The class RingBase is of interest primarily to those wanting to implement new types of ring (see relevant section below); otherwise you probably don't need to know about it. Note that RingBase includes an intrusive reference counter -- so every concrete ring instance will have one. RingBase also includes a machine integer field containing a unique numerical ID -- this is so that distinct copies of otherwise identical rings can be distinguished when output (e.g. in OpenMath).

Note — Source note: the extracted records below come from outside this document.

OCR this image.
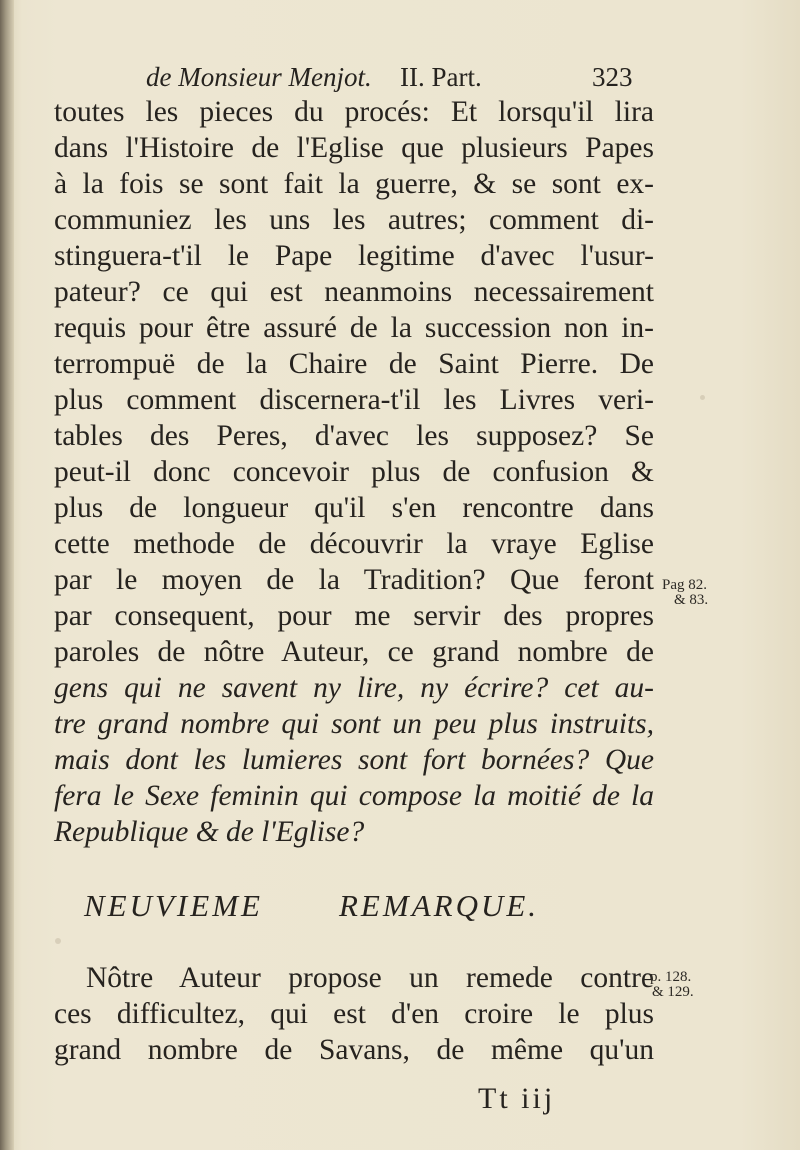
de Monsieur Menjot. II. Part.	323
toutes les pieces du procés: Et lorsqu'il lira
dans l'Histoire de l'Eglise que plusieurs Papes
à la fois se sont fait la guerre, & se sont ex-
communiez les uns les autres; comment di-
stinguera-t'il le Pape legitime d'avec l'usur-
pateur? ce qui est neanmoins necessairement
requis pour être assuré de la succession non in-
terrompuë de la Chaire de Saint Pierre. De
plus comment discernera-t'il les Livres veri-
tables des Peres, d'avec les supposez? Se
peut-il donc concevoir plus de confusion &
plus de longueur qu'il s'en rencontre dans
cette methode de découvrir la vraye Eglise
par le moyen de la Tradition? Que feront
par consequent, pour me servir des propres
paroles de nôtre Auteur, ce grand nombre de
gens qui ne savent ny lire, ny écrire? cet au-
tre grand nombre qui sont un peu plus instruits,
mais dont les lumieres sont fort bornées? Que
fera le Sexe feminin qui compose la moitié de la
Republique & de l'Eglise?
NEUVIEME REMARQUE.
Nôtre Auteur propose un remede contre
ces difficultez, qui est d'en croire le plus
grand nombre de Savans, de même qu'un
Pag 82.
& 83.
p. 128.
& 129.
Tt iij
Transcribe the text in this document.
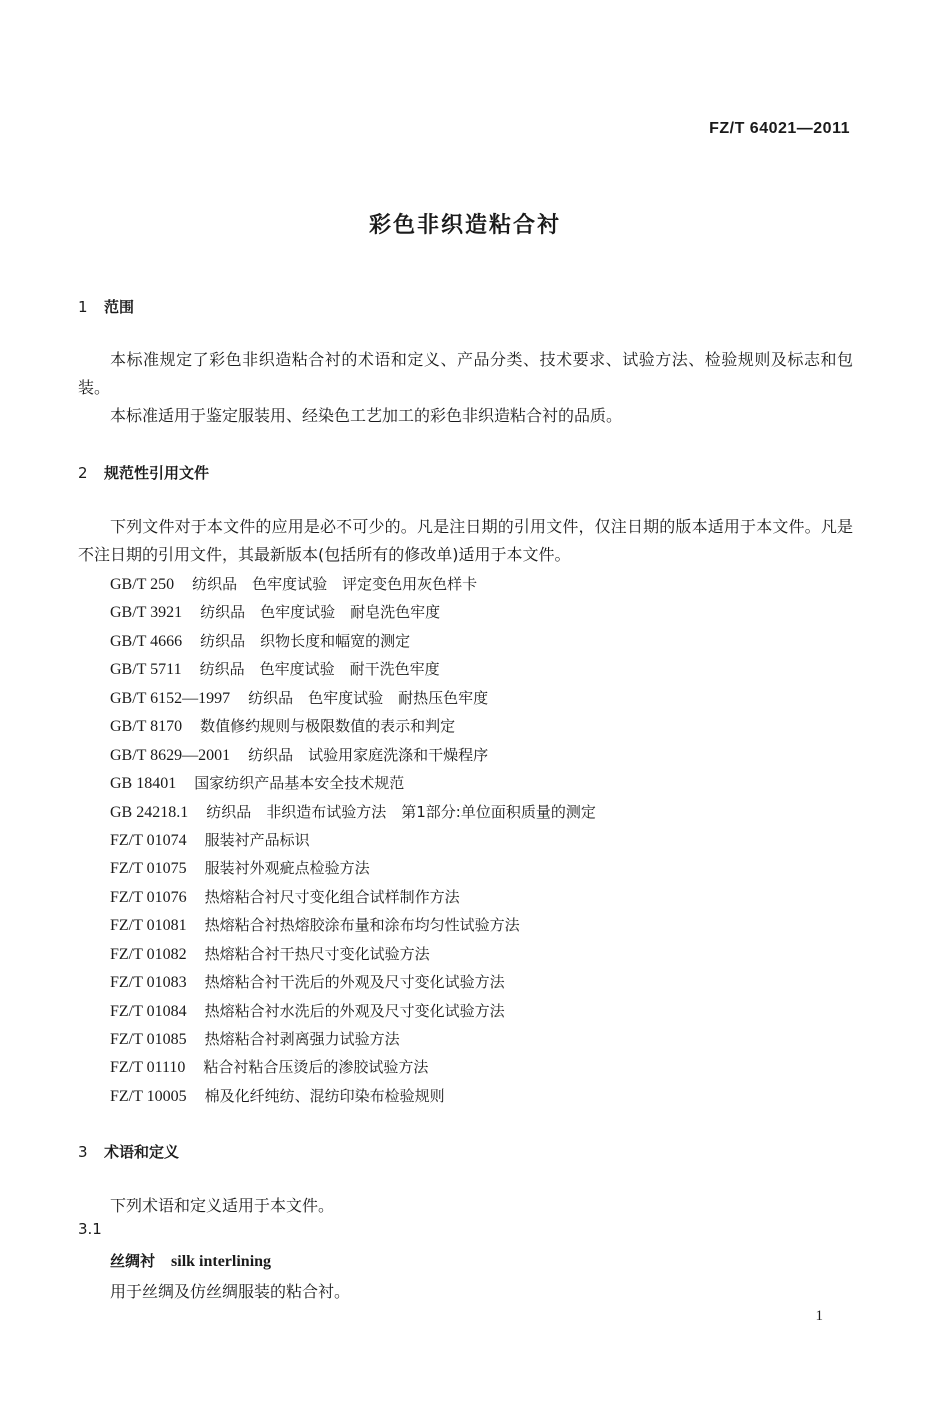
FZ/T 64021—2011
彩色非织造粘合衬
1 范围
本标准规定了彩色非织造粘合衬的术语和定义、产品分类、技术要求、试验方法、检验规则及标志和包装。
本标准适用于鉴定服装用、经染色工艺加工的彩色非织造粘合衬的品质。
2 规范性引用文件
下列文件对于本文件的应用是必不可少的。凡是注日期的引用文件，仅注日期的版本适用于本文件。凡是不注日期的引用文件，其最新版本(包括所有的修改单)适用于本文件。
GB/T 250 纺织品　色牢度试验　评定变色用灰色样卡
GB/T 3921 纺织品　色牢度试验　耐皂洗色牢度
GB/T 4666 纺织品　织物长度和幅宽的测定
GB/T 5711 纺织品　色牢度试验　耐干洗色牢度
GB/T 6152—1997 纺织品　色牢度试验　耐热压色牢度
GB/T 8170 数值修约规则与极限数值的表示和判定
GB/T 8629—2001 纺织品　试验用家庭洗涤和干燥程序
GB 18401 国家纺织产品基本安全技术规范
GB 24218.1 纺织品　非织造布试验方法　第1部分:单位面积质量的测定
FZ/T 01074 服装衬产品标识
FZ/T 01075 服装衬外观疵点检验方法
FZ/T 01076 热熔粘合衬尺寸变化组合试样制作方法
FZ/T 01081 热熔粘合衬热熔胶涂布量和涂布均匀性试验方法
FZ/T 01082 热熔粘合衬干热尺寸变化试验方法
FZ/T 01083 热熔粘合衬干洗后的外观及尺寸变化试验方法
FZ/T 01084 热熔粘合衬水洗后的外观及尺寸变化试验方法
FZ/T 01085 热熔粘合衬剥离强力试验方法
FZ/T 01110 粘合衬粘合压烫后的渗胶试验方法
FZ/T 10005 棉及化纤纯纺、混纺印染布检验规则
3 术语和定义
下列术语和定义适用于本文件。
3.1
丝绸衬 silk interlining
用于丝绸及仿丝绸服装的粘合衬。
1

The class ring is used to represent mathematical rings (e.g. possible values include ZZ, QQ, or QQ[x,y,z]). An object of type ring is just a reference counting smart pointer to a concrete ring implementation object -- so copying a ring is fairly cheap. In particular two rings are considered equal if and only if they refer to the same identical concrete ring implementation object. In other files you will find classes derived from ring which represent special subclasses of rings, for instance PolyRing is used to represent polynomial rings. The intrusive reference count, which must be present in every concrete ring implementation object, is defined as a data member of RingBase.

For the other classes see RingElem.

NOTE an earlier implemetation of rings memorized some RingHom values in data members of the ring object; this caused problems with circular reference counts, so was eliminated.

Further comments about implementation aspects of the above classes.

Recall that ring is essentially a smart pointer to a RingBase object, i.e. a concrete implementation of a ring. Access to the implementation is given via operator->. If necessary, the pointer may also be read using the member function myRingPtr: this is helpful for defining functions such as IsPolyRing where access to the pointer is required but operator-> cannot be used.

The class RingBase declares a number of pure virtual functions for computing with ring elements. Since these functions are pure they must all be fully defined in any instantiable ring class (e.g. RingZZImpl or RingFpImpl). These member functions follow certain conventions:

RETURN VALUES:
most arithmetic functions return no value, instead the result is placed in one of the arguments (normally the first argument is the one in which the result is placed), but functions which return particularly simple values (e.g. booleans or machine integers) do indeed return the values by the usual function return mechanism.

ARG TYPES:
ring element values are passed as raw pointers (i.e. a wrapped void* pointing to the actual value). A read-only arg is of type RingElemConstRawPtr, while a writable arg is of type RingElemRawPtr. When there are writable args they normally appear first. For brevity there are typedefs ConstRawPtr and RawPtr in the scope of RingBase or any derived class.

ARG CHECKS:
sanity checks on the arguments are not conducted (e.g. the division function assumes the divisor is non-zero). These member functions are supposed to be fast rather than safe. However, if the compilation flag CoCoA_DEBUG was set then some checks may be performed.

In a few cases there are non-pure virtual member functions in RingBase. They exist either because there is a simple universal definition or merely to avoid having to define inappropriate member functions (e.g. gcd functions when the ring cannot be a gcd domain). Here is a list of them:

IamTrueGCDDomain() defaults to not IamField()
IamOrderedDomain() defaults to false

Bugs, Shortcomings and other ideas

There is no description of what the various mem fns are supposed to do!! There is something incomplete in RingElem

Printing rings is unsatisfactory. Need a mechanism for specifying a print name for a ring; and also a mechanism for printing out the full definition of the ring avoiding all/some print names. For instance, given the definitions R = QQ(x) and S = R[a,b] we see that S could be printed as S, R[a,b] or QQ(x)[a,b]. We should allow at least the first and the last of these possibilities.

Should (some of) the query functions return bool3 values? What about properties which are hard to determine?

The fn IsFiniteField is not very smart; it recognises only prime finite fields, and simple algebraic extensions of them.